A Software Infrastructure for Promoting Efficient Entomological Monitoring of Dengue Fever
Coordenadores: Prof. Dr. Alessandro Garcia & Prof. Dr. Alexander Romanovsky (Newcastle University) · Patrocinadores: British Council & Newton Fund
Parceiros: Federal University of Alagoas (Prof Baldoino Fonseca), Pontifical Catholic University of Rio de Janeiro (Prof Alessandro Garcia) and Fundacao Oswaldo Cruz - Fiocruz (Dr Oswado Cruz), Brazil. UKRI project page.

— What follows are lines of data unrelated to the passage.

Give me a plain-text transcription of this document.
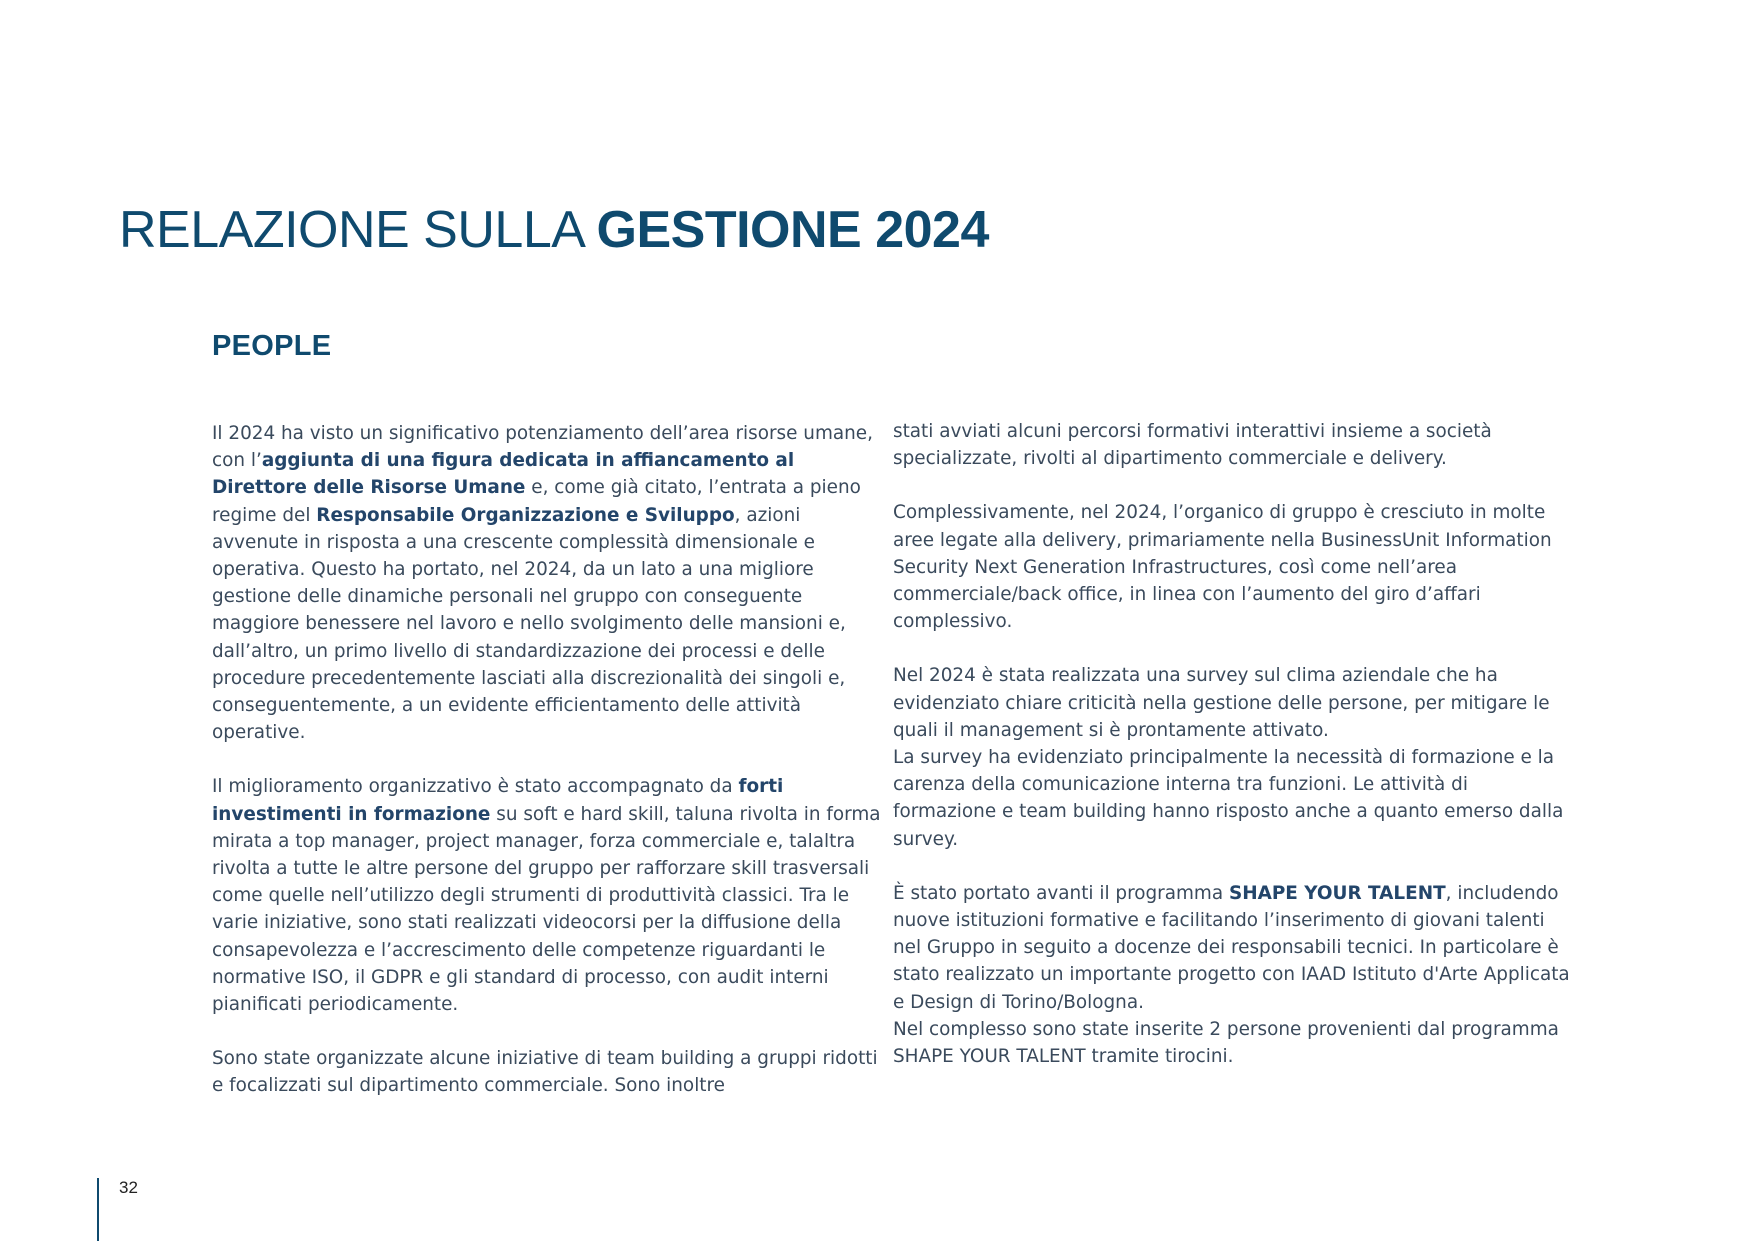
RELAZIONE SULLA GESTIONE 2024
PEOPLE

Il 2024 ha visto un significativo potenziamento dell’area risorse umane, con l’aggiunta di una figura dedicata in affiancamento al Direttore delle Risorse Umane e, come già citato, l’entrata a pieno regime del Responsabile Organizzazione e Sviluppo, azioni avvenute in risposta a una crescente complessità dimensionale e operativa. Questo ha portato, nel 2024, da un lato a una migliore gestione delle dinamiche personali nel gruppo con conseguente maggiore benessere nel lavoro e nello svolgimento delle mansioni e, dall’altro, un primo livello di standardizzazione dei processi e delle procedure precedentemente lasciati alla discrezionalità dei singoli e, conseguentemente, a un evidente efficientamento delle attività operative.

Il miglioramento organizzativo è stato accompagnato da forti investimenti in formazione su soft e hard skill, taluna rivolta in forma mirata a top manager, project manager, forza commerciale e, talaltra rivolta a tutte le altre persone del gruppo per rafforzare skill trasversali come quelle nell’utilizzo degli strumenti di produttività classici. Tra le varie iniziative, sono stati realizzati videocorsi per la diffusione della consapevolezza e l’accrescimento delle competenze riguardanti le normative ISO, il GDPR e gli standard di processo, con audit interni pianificati periodicamente.

Sono state organizzate alcune iniziative di team building a gruppi ridotti e focalizzati sul dipartimento commerciale. Sono inoltre

stati avviati alcuni percorsi formativi interattivi insieme a società specializzate, rivolti al dipartimento commerciale e delivery.

Complessivamente, nel 2024, l’organico di gruppo è cresciuto in molte aree legate alla delivery, primariamente nella BusinessUnit Information Security Next Generation Infrastructures, così come nell’area commerciale/back office, in linea con l’aumento del giro d’affari complessivo.

Nel 2024 è stata realizzata una survey sul clima aziendale che ha evidenziato chiare criticità nella gestione delle persone, per mitigare le quali il management si è prontamente attivato.
La survey ha evidenziato principalmente la necessità di formazione e la carenza della comunicazione interna tra funzioni. Le attività di formazione e team building hanno risposto anche a quanto emerso dalla survey.

È stato portato avanti il programma SHAPE YOUR TALENT, includendo nuove istituzioni formative e facilitando l’inserimento di giovani talenti nel Gruppo in seguito a docenze dei responsabili tecnici. In particolare è stato realizzato un importante progetto con IAAD Istituto d'Arte Applicata e Design di Torino/Bologna.
Nel complesso sono state inserite 2 persone provenienti dal programma SHAPE YOUR TALENT tramite tirocini.

32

Dengue is an endemic problem in many areas where public health services assistance is inefficient, and sometimes it is not even there. The Brazilian public health system cannot meet the demands of these areas due to the scarcity of resources available and the number of risk areas that requires monitoring. To make the matters worse, it is very difficult to identify and control dengue outbreaks in their initial stages.
To assist the surveillance and detection of dengue mosquito and outbreaks, we proposed an integrated platform for population to act as an etymological surveillance agent. The goal was to collect and transmit geo-referenced data, providing information to assist in entomological surveillance of dengue. To accomplish the aforementioned goal, we developed (i) mobile applications to collect data, (ii) a web portal for centralizing data and (iii) social media mining to extract data and to monitor dengue outbreaks.